The last thing we discussed in this number theory unit was modulus; another supposedly “advanced” mathematical standard. I definitely did not learn modulus in K-12 education and most do not learn about it in their undergraduate programs either. I started by using the phrase “circular counting”. We had already talked about different base systems in history, so we started this conversation by talking about different base systems in the modern day. At first students struggled, then I started probing them with questions like “hey, what day is it today?” students responded by saying “Tuesday” I told them I didn’t understand. They looked at me confused and I just kept asking them to explain what they meant by “Tuesday”. Finally a student threw a Friends (TV show) quote at me (LOL). “Ms. Shirude, like Joey (Friends character) says, Monday, one day; Tuesday, two day; Wednesday, what? What day?; Thursday, third day!” I laughed and said, “Oooh so Tuesday is the 2nd day?
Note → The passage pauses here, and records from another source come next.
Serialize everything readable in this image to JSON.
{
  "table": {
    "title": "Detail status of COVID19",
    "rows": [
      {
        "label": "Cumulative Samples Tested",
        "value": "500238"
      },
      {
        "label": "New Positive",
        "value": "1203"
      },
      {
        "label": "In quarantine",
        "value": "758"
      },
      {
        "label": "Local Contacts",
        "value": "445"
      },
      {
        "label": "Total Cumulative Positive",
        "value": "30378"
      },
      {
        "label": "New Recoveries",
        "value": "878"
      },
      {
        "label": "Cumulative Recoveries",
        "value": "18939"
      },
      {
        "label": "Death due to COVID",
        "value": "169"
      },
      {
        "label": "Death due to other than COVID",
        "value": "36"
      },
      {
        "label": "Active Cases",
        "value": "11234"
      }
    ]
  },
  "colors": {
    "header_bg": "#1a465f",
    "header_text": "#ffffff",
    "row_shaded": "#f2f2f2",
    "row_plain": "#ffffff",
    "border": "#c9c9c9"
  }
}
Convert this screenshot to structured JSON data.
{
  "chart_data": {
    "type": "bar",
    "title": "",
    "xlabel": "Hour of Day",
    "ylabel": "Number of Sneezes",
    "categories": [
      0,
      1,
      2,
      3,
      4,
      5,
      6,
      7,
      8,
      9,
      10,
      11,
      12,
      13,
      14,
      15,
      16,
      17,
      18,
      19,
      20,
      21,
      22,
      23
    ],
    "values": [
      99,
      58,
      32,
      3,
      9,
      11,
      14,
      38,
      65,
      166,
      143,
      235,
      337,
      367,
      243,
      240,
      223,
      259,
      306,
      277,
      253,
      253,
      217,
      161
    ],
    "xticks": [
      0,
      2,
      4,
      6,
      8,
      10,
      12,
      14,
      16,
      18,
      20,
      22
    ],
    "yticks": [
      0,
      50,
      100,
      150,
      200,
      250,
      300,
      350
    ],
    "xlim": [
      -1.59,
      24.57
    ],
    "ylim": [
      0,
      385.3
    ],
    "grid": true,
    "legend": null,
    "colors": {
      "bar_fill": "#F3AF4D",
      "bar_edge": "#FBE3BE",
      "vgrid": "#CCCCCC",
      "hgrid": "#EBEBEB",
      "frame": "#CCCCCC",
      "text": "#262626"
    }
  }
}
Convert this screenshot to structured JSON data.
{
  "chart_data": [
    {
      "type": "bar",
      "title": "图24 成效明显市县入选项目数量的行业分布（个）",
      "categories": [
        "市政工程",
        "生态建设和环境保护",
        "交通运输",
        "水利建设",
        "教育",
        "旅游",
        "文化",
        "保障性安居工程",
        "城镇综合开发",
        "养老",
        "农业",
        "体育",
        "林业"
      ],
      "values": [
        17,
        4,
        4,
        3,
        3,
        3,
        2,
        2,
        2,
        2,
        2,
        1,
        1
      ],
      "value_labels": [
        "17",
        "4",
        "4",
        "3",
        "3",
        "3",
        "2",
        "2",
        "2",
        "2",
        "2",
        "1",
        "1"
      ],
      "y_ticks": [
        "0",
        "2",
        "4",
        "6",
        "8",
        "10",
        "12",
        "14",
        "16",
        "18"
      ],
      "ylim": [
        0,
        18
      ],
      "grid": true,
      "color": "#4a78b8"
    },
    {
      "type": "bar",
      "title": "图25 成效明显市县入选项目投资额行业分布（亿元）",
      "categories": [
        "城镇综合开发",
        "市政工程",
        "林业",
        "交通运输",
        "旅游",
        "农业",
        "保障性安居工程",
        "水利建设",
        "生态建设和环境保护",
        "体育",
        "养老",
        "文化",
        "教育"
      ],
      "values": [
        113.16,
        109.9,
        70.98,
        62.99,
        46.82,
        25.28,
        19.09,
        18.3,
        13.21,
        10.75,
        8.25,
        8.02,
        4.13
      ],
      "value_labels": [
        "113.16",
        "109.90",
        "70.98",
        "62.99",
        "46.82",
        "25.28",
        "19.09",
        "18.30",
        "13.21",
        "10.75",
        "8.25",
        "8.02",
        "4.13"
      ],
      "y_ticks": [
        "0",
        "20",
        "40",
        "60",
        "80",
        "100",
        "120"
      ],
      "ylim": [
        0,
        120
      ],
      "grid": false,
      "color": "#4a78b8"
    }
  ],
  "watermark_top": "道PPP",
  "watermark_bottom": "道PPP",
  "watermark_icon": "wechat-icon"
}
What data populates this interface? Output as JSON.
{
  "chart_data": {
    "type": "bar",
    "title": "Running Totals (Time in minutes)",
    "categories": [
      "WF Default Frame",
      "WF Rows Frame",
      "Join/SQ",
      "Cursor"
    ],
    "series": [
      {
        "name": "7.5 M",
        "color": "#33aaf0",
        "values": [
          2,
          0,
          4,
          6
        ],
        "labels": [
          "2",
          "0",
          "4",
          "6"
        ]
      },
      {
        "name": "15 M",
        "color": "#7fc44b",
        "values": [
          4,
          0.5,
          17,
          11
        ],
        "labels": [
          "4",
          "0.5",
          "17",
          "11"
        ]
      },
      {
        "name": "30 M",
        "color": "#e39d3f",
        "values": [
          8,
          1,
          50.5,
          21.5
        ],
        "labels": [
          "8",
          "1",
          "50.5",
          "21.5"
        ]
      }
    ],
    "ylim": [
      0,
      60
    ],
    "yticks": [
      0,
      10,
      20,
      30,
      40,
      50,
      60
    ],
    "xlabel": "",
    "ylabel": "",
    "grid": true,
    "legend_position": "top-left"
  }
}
I thought it was the 17th day.” And the kids then realized I was talking about the month and started to see what I was saying! We count in modulus all the time! It’s how we measure time! I’ll give you an example: 15(mod 7) = 1mod (7). How can we understand this practically? Well, let’s say the first of the month starts on a Wednesday & there is an event that’s happening on the 15th. What day of the week will the event be held on? Well, each week has 7 days (mod 7), 2 weeks is 14 days, so we are left with a remainder of 1 or 1(mod 7). So we can safely say that the 15th day of the month is a Thursday without actually taking the time to count it out!
Now you might ask me, what does all this have to do with ethnic studies? You’re sitting here talking about modulus and logarithms, that’s just math… And this is my point exactly. Whenever we talk about centering our focus on our students, and specifically students of color, white supremacy gets in the way and fools us into believing that we must somehow stop talking about “advanced” math or “theoretical knowledge” because all “those kids” want is practical applications or easier math to just graduate. And no, these statements did not come from some horrible outright racist people. These are statements said to me by other educators who care about racial justice and many that are in fact people of color themselves. These are ways in which internalized white supremacy affects our understanding of our own communities. To be completely honest, these are thoughts I had as I entered the career. My first year, I had a colleague who was thoughtful enough to check me one day when I had alluded to this very claim. I have since then worked on dismantling that internalized white supremacy to really see my students for who they are, not what I expect them to be.
Ethnic studies is about more than just multicultural history, it requires us to literally change how we see, think, and feel about the world. Woke math means waking up to see our own internalized white supremacy, waking up to see how we perpetuate white supremacy in our daily engagements in the math classroom, waking up to the idea that the reason the mathematics world is filled with white men is because we have allowed ourselves to believe that only a certain caliber of human (wealthy, white male) is capable of truly understanding how the world functions, thus allowing that caliber of human to control everything.
The key to my success with this unit was changing the narrative of who is a mathematician. Reminding students that they are mathematicians, that their ancestors created the study of mathematics, and the purpose of mathematics is to observe the world and rationalize its mysteries is the work of ethnic studies theme 1: origins, identity, and agency.
I will leave you with this question: how will you dismantle white supremacy norms in your next unit?